La musique compte parmi les activités culturelles les plus appréciées. Aujourd’hui, il y a du neuf en la matière. Via des plateformes en ligne, le « tout à la demande » légal s’implante en Belgique comme ailleurs. En parallèle, la cote de popularité de la radio est au beau fixe. Les relations entre la radio et la musique en ligne ne semblent pas se décliner sur le mode de la concurrence. Mais alors, comment s’articulent-elles ?

A la demande : un programme sur mesure

Les amateurs de musique les attendaient de pied ferme depuis quelque temps déjà. Dans les dernières semaines de 2011, Spotify et Deezer, deux entreprises phare de l’écoute en ligne, se sont installées en Belgique. Elles donnent accès à des millions de titres via ordinateur ou mobile, moyennant quelques euros par mois.

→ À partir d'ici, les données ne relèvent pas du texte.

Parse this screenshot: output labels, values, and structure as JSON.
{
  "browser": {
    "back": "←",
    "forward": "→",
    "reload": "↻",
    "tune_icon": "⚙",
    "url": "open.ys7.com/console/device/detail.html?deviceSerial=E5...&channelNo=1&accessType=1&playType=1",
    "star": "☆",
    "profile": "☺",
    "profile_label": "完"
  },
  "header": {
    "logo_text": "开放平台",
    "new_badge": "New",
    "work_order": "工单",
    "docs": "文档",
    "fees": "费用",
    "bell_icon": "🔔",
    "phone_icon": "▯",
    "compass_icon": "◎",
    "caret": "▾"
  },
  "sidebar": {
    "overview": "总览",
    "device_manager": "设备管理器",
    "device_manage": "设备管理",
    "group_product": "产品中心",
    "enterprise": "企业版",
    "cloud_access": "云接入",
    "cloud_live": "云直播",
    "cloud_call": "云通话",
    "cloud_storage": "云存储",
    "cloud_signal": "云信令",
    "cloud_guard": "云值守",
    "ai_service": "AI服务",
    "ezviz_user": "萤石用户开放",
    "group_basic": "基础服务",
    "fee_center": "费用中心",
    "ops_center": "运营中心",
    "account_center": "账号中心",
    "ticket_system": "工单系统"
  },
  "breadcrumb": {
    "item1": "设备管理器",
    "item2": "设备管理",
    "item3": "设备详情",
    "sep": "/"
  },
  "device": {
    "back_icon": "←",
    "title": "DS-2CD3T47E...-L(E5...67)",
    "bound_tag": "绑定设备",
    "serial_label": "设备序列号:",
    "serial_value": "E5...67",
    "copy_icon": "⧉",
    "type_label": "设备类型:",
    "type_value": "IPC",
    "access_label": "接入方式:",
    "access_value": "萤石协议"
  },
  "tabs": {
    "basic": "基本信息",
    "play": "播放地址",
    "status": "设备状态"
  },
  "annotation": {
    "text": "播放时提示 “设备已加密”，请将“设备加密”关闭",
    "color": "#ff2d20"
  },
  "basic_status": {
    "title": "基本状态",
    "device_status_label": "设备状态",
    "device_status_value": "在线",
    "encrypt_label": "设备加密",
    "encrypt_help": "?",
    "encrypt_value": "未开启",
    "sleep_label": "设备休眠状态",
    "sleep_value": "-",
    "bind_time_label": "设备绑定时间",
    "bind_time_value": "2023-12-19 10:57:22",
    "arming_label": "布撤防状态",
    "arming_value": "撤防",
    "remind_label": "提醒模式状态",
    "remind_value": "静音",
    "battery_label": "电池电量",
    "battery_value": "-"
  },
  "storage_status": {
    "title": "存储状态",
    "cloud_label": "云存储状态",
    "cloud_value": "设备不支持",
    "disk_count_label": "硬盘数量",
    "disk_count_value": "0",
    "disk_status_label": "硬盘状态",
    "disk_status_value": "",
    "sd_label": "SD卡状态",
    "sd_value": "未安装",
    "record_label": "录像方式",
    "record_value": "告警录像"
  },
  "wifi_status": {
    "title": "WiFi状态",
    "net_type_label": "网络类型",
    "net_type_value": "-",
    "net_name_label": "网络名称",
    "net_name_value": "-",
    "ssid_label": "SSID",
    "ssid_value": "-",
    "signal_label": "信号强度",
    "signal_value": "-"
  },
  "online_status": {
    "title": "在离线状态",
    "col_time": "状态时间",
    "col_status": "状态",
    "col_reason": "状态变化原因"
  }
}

Si Deezer et Spotify devaient partager un slogan, celui-ci serait probablement « Toute la musique, partout, tout le temps ». L’engouement que tous deux suscitent tient à un facteur déterminant et inédit : leur dimension « communautaire ». Deezer, Spotify, et une dizaine d’autres services semblables, font partie d’un véritable plan d’intégration de la musique à Facebook, lancé en septembre 2011. A l’heure actuelle, toute inscription à ces plateformes passe obligatoirement par le compte Facebook de l’utilisateur. Une fois inscrit, celui-ci peut accéder aux playlists créées par ses amis ou à celles d’inconnus ayant les mêmes goûts musicaux. Il peut publier ses sélections, accéder en temps réel à ce que ses contacts sont en train d’écouter, commenter, recommander, partager. C’est l’essor de la « musique sociale ».

Actuellement, Deezer et Spotify comptent principalement sur des formules allégées, mais gratuites, pour séduire de nouveaux utilisateurs. Et cela fonctionne plutôt bien : le français Deezer, lancé en 2007, revendique 20 millions d’utilisateurs dans le monde, dont 1,4 million d’abonnés à son service payant. Spotify, créé en Suède en 2006, est aujourd’hui présent dans 12 pays et compte plus de 10 millions d’adeptes, dont près d’un tiers d’abonnements payants. Chez nous la tendance est à la hausse pour Deezer, tandis qu’en février 2012, trois mois après son lancement, Spotify comptait déjà 300 000 inscrits.

Au-delà de leurs différences en matière d’utilisation et de contenu, Spotify, Deezer, ainsi que leurs concurrents (Rara.com, Simfy, We7…), peuvent être regroupés sous une même appellation : tous proposent de la « musique à la demande ».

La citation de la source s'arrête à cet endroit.